On the other hand you can also have interactive OSI style file transfer,
as it has been pointed out (ISODE). In this country (UK) however it is
rarely available (the offline variety is prevalent, and apparently the
reason is a conscious decision to "minimize network traffic" resulting
from interactive use, as well as a feeling that interactive access is
less secure), and it is mainly used gatewayed to Internet FTP servers...
:-).

I still reckon that the move to TCP/IP tunnelled over X.25 public
networks (from local TCP/IP based lan to remote TCP/IP based LAN via an
OSI WAN) is still going on strongly in Europe, especially on the
Continent (but also in the UK), and in the academic community. Migration
*to* TCP/IP indeed...
--
Piercarlo "Peter" Grandi           | ARPA: pcg%cs.aber.ac.uk@nsfnet-relay.ac.uk
Dept of CS, UCW Aberystwyth        | UUCP: ...!mcsun!ukc!aber-cs!pcg
Penglais, Aberystwyth SY23 3BZ, UK | INET: pcg@cs.aber.ac.uk

BILLW@MATHOM.CISCO.COM (William "Chops" Westfield) (07/07/90)

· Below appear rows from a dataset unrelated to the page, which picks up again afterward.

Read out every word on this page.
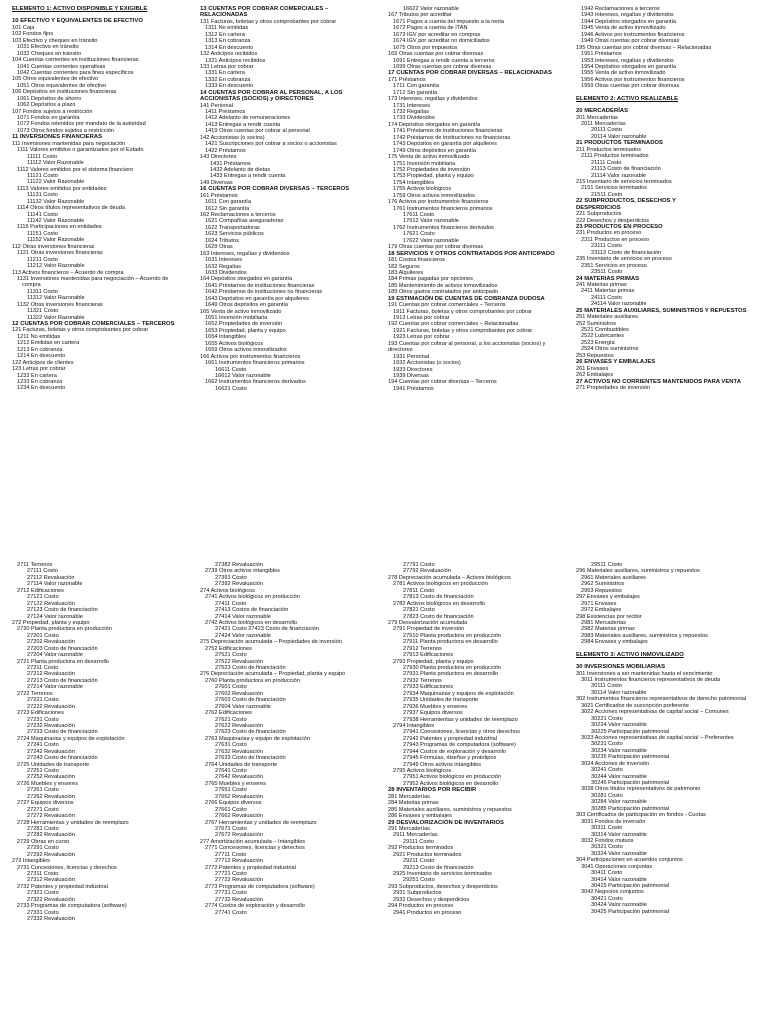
ELEMENTO 1: ACTIVO DISPONIBLE Y EXIGIBLE
10 EFECTIVO Y EQUIVALENTES DE EFECTIVO
101 Caja
102 Fondos fijos
103 Efectivo y cheques en tránsito
1031 Efectivo en tránsito
1032 Cheques en tránsito
104 Cuentas corrientes en instituciones financieras
1041 Cuentas corrientes operativas
1042 Cuentas corrientes para fines específicos
105 Otros equivalentes de efectivo
1051 Otros equivalentes de efectivo
106 Depósitos en instituciones financieras
1061 Depósitos de ahorro
1062 Depósitos a plazo
107 Fondos sujetos a restricción
1071 Fondos en garantía
1072 Fondos retenidos por mandato de la autoridad
1073 Otros fondos sujetos a restricción
11 INVERSIONES FINANCIERAS
111 Inversiones mantenidas para negociación
1111 Valores emitidos o garantizados por el Estado
11111 Costo
11112 Valor Razonable
1112 Valores emitidos por el sistema financiero
11121 Costo
11122 Valor Razonable
1113 Valores emitidos por entidades
11131 Costo
11132 Valor Razonable
1114 Otros títulos representativos de deuda
11141 Costo
11142 Valor Razonable
1115 Participaciones en entidades
11151 Costo
11152 Valor Razonable
112 Otras inversiones financieras
1121 Otras inversiones financieras
11211 Costo
11212 Valor Razonable
113 Activos financieros – Acuerdo de compra
1131 Inversiones mantenidas para negociación – Acuerdo de
compra
11311 Costo
11312 Valor Razonable
1132 Otras inversiones financieras
11321 Costo
11322 Valor Razonable
12 CUENTAS POR COBRAR COMERCIALES – TERCEROS
121 Facturas, boletas y otros comprobantes por cobrar
1211 No emitidas
1212 Emitidas en cartera
1213 En cobranza
1214 En descuento
122 Anticipos de clientes
123 Letras por cobrar
1232 En cartera
1233 En cobranza
1234 En descuento
13 CUENTAS POR COBRAR COMERCIALES –
RELACIONADAS
131 Facturas, boletas y otros comprobantes por cobrar
1311 No emitidas
1312 En cartera
1313 En cobranza
1314 En descuento
132 Anticipos recibidos
1321 Anticipos recibidos
133 Letras por cobrar
1331 En cartera
1332 En cobranza
1333 En descuento
14 CUENTAS POR COBRAR AL PERSONAL, A LOS
ACCIONISTAS (SOCIOS) y DIRECTORES
141 Personal
1411 Préstamos
1412 Adelanto de remuneraciones
1413 Entregas a rendir cuenta
1419 Otras cuentas por cobrar al personal
142 Accionistas (o socios)
1421 Suscripciones por cobrar a socios o accionistas
1422 Préstamos
143 Directores
1431 Préstamos
1432 Adelanto de dietas
1433 Entregas a rendir cuenta
149 Diversas
16 CUENTAS POR COBRAR DIVERSAS – TERCEROS
161 Préstamos
1611 Con garantía
1612 Sin garantía
162 Reclamaciones a terceros
1621 Compañías aseguradoras
1622 Transportadoras
1623 Servicios públicos
1624 Tributos
1629 Otras
163 Intereses, regalías y dividendos
1631 Intereses
1632 Regalías
1633 Dividendos
164 Depósitos otorgados en garantía
1641 Préstamos de instituciones financieras
1642 Préstamos de instituciones no financieras
1643 Depósitos en garantía por alquileres
1649 Otros depósitos en garantía
165 Venta de activo inmovilizado
1651 Inversión mobiliaria
1652 Propiedades de inversión
1653 Propiedad, planta y equipo
1654 Intangibles
1655 Activos biológicos
1659 Otros activos inmovilizados
166 Activos por instrumentos financieros
1661 Instrumentos financieros primarios
16611 Costo
16612 Valor razonable
1662 Instrumentos financieros derivados
16621 Costo
16622 Valor razonable
167 Tributos por acreditar
1671 Pagos a cuenta del impuesto a la renta
1672 Pagos a cuenta de ITAN
1673 IGV por acreditar en compras
1674 IGV por acreditar no domiciliados
1675 Otros por impuestos
169 Otras cuentas por cobrar diversas
1691 Entregas a rendir cuenta a terceros
1699 Otras cuentas por cobrar diversas
17 CUENTAS POR COBRAR DIVERSAS – RELACIONADAS
171 Préstamos
1711 Con garantía
1712 Sin garantía
173 Intereses, regalías y dividendos
1731 Intereses
1732 Regalías
1733 Dividendos
174 Depósitos otorgados en garantía
1741 Préstamos de instituciones financieras
1742 Préstamos de instituciones no financieras
1743 Depósitos en garantía por alquileres
1749 Otros depósitos en garantía
175 Venta de activo inmovilizado
1751 Inversión mobiliaria
1752 Propiedades de inversión
1753 Propiedad, planta y equipo
1754 Intangibles
1755 Activos biológicos
1759 Otros activos inmovilizados
176 Activos por instrumentos financieros
1761 Instrumentos financieros primarios
17611 Costo
17612 Valor razonable
1762 Instrumentos financieros derivados
17621 Costo
17622 Valor razonable
179 Otras cuentas por cobrar diversas
18 SERVICIOS Y OTROS CONTRATADOS POR ANTICIPADO
181 Costos financieros
182 Seguros
183 Alquileres
184 Primas pagadas por opciones
185 Mantenimiento de activos inmovilizados
189 Otros gastos contratados por anticipado
19 ESTIMACIÓN DE CUENTAS DE COBRANZA DUDOSA
191 Cuentas por cobrar comerciales – Terceros
1911 Facturas, boletas y otros comprobantes por cobrar
1913 Letras por cobrar
192 Cuentas por cobrar comerciales – Relacionadas
1921 Facturas, boletas y otros comprobantes por cobrar
1923 Letras por cobrar
193 Cuentas por cobrar al personal, a los accionistas (socios) y
directores
1931 Personal
1932 Accionistas (o socios)
1933 Directores
1939 Diversas
194 Cuentas por cobrar diversas – Terceros
1941 Préstamos
1942 Reclamaciones a terceros
1943 Intereses, regalías y dividendos
1944 Depósitos otorgados en garantía
1945 Venta de activo inmovilizado
1946 Activos por instrumentos financieros
1949 Otras cuentas por cobrar diversas
195 Otras cuentas por cobrar diversas – Relacionadas
1951 Préstamos
1953 Intereses, regalías y dividendos
1954 Depósitos otorgados en garantía
1955 Venta de activo inmovilizado
1956 Activos por instrumentos financieros
1959 Otras cuentas por cobrar diversas
ELEMENTO 2: ACTIVO REALIZABLE
20 MERCADERÍAS
201 Mercaderías
2011 Mercaderías
20111 Costo
20114 Valor razonable
21 PRODUCTOS TERMINADOS
211 Productos terminados
2111 Productos terminados
21111 Costo
21113 Costo de financiación
21114 Valor razonable
215 Inventario de servicios terminados
2151 Servicios terminados
21511 Costo
22 SUBPRODUCTOS, DESECHOS Y
DESPERDICIOS
221 Subproductos
222 Desechos y desperdicios
23 PRODUCTOS EN PROCESO
231 Productos en proceso
2311 Productos en proceso
23111 Costo
23113 Costo de financiación
235 Inventario de servicios en proceso
2351 Servicios en proceso
23511 Costo
24 MATERIAS PRIMAS
241 Materias primas
2411 Materias primas
24111 Costo
24114 Valor razonable
25 MATERIALES AUXILIARES, SUMINISTROS Y REPUESTOS
251 Materiales auxiliares
252 Suministros
2521 Combustibles
2522 Lubricantes
2523 Energía
2524 Otros suministros
253 Repuestos
26 ENVASES Y EMBALAJES
261 Envases
262 Embalajes
27 ACTIVOS NO CORRIENTES MANTENIDOS PARA VENTA
271 Propiedades de inversión
2711 Terrenos
27111 Costo
27112 Revaluación
27114 Valor razonable
2712 Edificaciones
27121 Costo
27122 Revaluación
27123 Costo de financiación
27124 Valor razonable
272 Propiedad, planta y equipo
2720 Planta productora en producción
27201 Costo
27202 Revaluación
27203 Costo de financiación
27204 Valor razonable
2721 Planta productora en desarrollo
27211 Costo
27212 Revaluación
27213 Costo de financiación
27214 Valor razonable
2722 Terrenos
27221 Costo
27222 Revaluación
2723 Edificaciones
27231 Costo
27232 Revaluación
27233 Costo de financiación
2724 Maquinarias y equipos de explotación
27241 Costo
27242 Revaluación
27243 Costo de financiación
2725 Unidades de transporte
27251 Costo
27252 Revaluación
2726 Muebles y enseres
27261 Costo
27262 Revaluación
2727 Equipos diversos
27271 Costo
27272 Revaluación
2728 Herramientas y unidades de reemplazo
27281 Costo
27282 Revaluación
2729 Obras en curso
27291 Costo
27292 Revaluación
273 Intangibles
2731 Concesiones, licencias y derechos
27311 Costo
27312 Revaluación
2732 Patentes y propiedad industrial
27321 Costo
27322 Revaluación
2733 Programas de computadora (software)
27331 Costo
27332 Revaluación
27382 Revaluación
2739 Otros activos intangibles
27391 Costo
27392 Revaluación
274 Activos biológicos
2741 Activos biológicos en producción
27411 Costo
27413 Costos de financiación
27414 Valor razonable
2742 Activos biológicos en desarrollo
27421 Costo 27423 Costo de financiación
27424 Valor razonable
275 Depreciación acumulada – Propiedades de inversión
2752 Edificaciones
27521 Costo
27522 Revaluación
27523 Costo de financiación
276 Depreciación acumulada – Propiedad, planta y equipo
2760 Planta productora en producción
27601 Costo
27602 Revaluación
27603 Costo de financiación
27604 Valor razonable
2762 Edificaciones
27621 Costo
27622 Revaluación
27623 Costo de financiación
2763 Maquinarias y equipo de explotación
27631 Costo
27632 Revaluación
27633 Costo de financiación
2764 Unidades de transporte
27641 Costo
27642 Revaluación
2765 Muebles y enseres
27651 Costo
27652 Revaluación
2766 Equipos diversos
27661 Costo
27662 Revaluación
2767 Herramientas y unidades de reemplazo
27671 Costo
27672 Revaluación
277 Amortización acumulada – Intangibles
2771 Concesiones, licencias y derechos
27711 Costo
27712 Revaluación
2772 Patentes y propiedad industrial
27721 Costo
27722 Revaluación
2773 Programas de computadora (software)
27731 Costo
27732 Revaluación
2774 Costos de exploración y desarrollo
27741 Costo
27791 Costo
27792 Revaluación
278 Depreciación acumulada – Activos biológicos
2781 Activos biológicos en producción
27811 Costo
27813 Costo de financiación
2782 Activos biológicos en desarrollo
27821 Costo
27823 Costo de financiación
279 Desvalorización acumulada
2791 Propiedad de inversión
27910 Planta productora en producción
27911 Planta productora en desarrollo
27912 Terrenos
27913 Edificaciones
2793 Propiedad, planta y equipo
27930 Planta productora en producción
27931 Planta productora en desarrollo
27932 Terrenos
27933 Edificaciones
27934 Maquinarias y equipos de explotación
27935 Unidades de transporte
27936 Muebles y enseres
27937 Equipos diversos
27938 Herramientas y unidades de reemplazo
2794 Intangibles
27941 Concesiones, licencias y otros derechos
27942 Patentes y propiedad industrial
27943 Programas de computadora (software)
27944 Costos de exploración y desarrollo
27945 Fórmulas, diseños y prototipos
27949 Otros activos intangibles
2795 Activos biológicos
27951 Activos biológicos en producción
27952 Activos biológicos en desarrollo
28 INVENTARIOS POR RECIBIR
281 Mercaderías
284 Materias primas
285 Materiales auxiliares, suministros y repuestos
286 Envases y embalajes
29 DESVALORIZACIÓN DE INVENTARIOS
291 Mercaderías
2911 Mercaderías
29111 Costo
292 Productos terminados
2921 Productos terminados
29211 Costo
29213 Costo de financiación
2925 Inventario de servicios terminados
29251 Costo
293 Subproductos, desechos y desperdicios
2931 Subproductos
2932 Desechos y desperdicios
294 Productos en proceso
2941 Productos en proceso
29511 Costo
296 Materiales auxiliares, suministros y repuestos
2961 Materiales auxiliares
2962 Suministros
2963 Repuestos
297 Envases y embalajes
2971 Envases
2972 Embalajes
298 Existencias por recibir
2981 Mercaderías
2982 Materias primas
2983 Materiales auxiliares, suministros y repuestos
2984 Envases y embalajes
ELEMENTO 3: ACTIVO INMOVILIZADO
30 INVERSIONES MOBILIARIAS
301 Inversiones a ser mantenidas hasta el vencimiento
3011 Instrumentos financieros representativos de deuda
30111 Costo
30114 Valor razonable
302 Instrumentos financieros representativos de derecho patrimonial
3021 Certificados de suscripción preferente
3022 Acciones representativas de capital social – Comunes
30221 Costo
30224 Valor razonable
30225 Participación patrimonial
3023 Acciones representativas de capital social – Preferentes
30231 Costo
30234 Valor razonable
30235 Participación patrimonial
3024 Acciones de inversión
30241 Costo
30244 Valor razonable
30245 Participación patrimonial
3028 Otros títulos representativos de patrimonio
30281 Costo
30284 Valor razonable
30285 Participación patrimonial
303 Certificados de participación en fondos - Cuotas
3031 Fondos de inversión
30311 Costo
30314 Valor razonable
3032 Fondos mutuos
30321 Costo
30324 Valor razonable
304 Participaciones en acuerdos conjuntos
3041 Operaciones conjuntas
30411 Costo
30414 Valor razonable
30415 Participación patrimonial
3042 Negocios conjuntos
30421 Costo
30424 Valor razonable
30425 Participación patrimonial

    Well, I think we should differentiate ftp the protocol and ftp the
    program.

For better or worse, this is what it all boils down to.  X.400 is seen
as a big advantage over SMTP because there are some very polished
X.400 applications out there, while the SMTP world is stuck with
university style hacks.  Similarly, IP will be very hard to get rid of
because of things like SUN NFS, which haven't been implemented on an
ISO stack yet.

It isn't really a battle of protocols, except down here in the trenches.
It's really a battle waged on the basis of user perception of applications.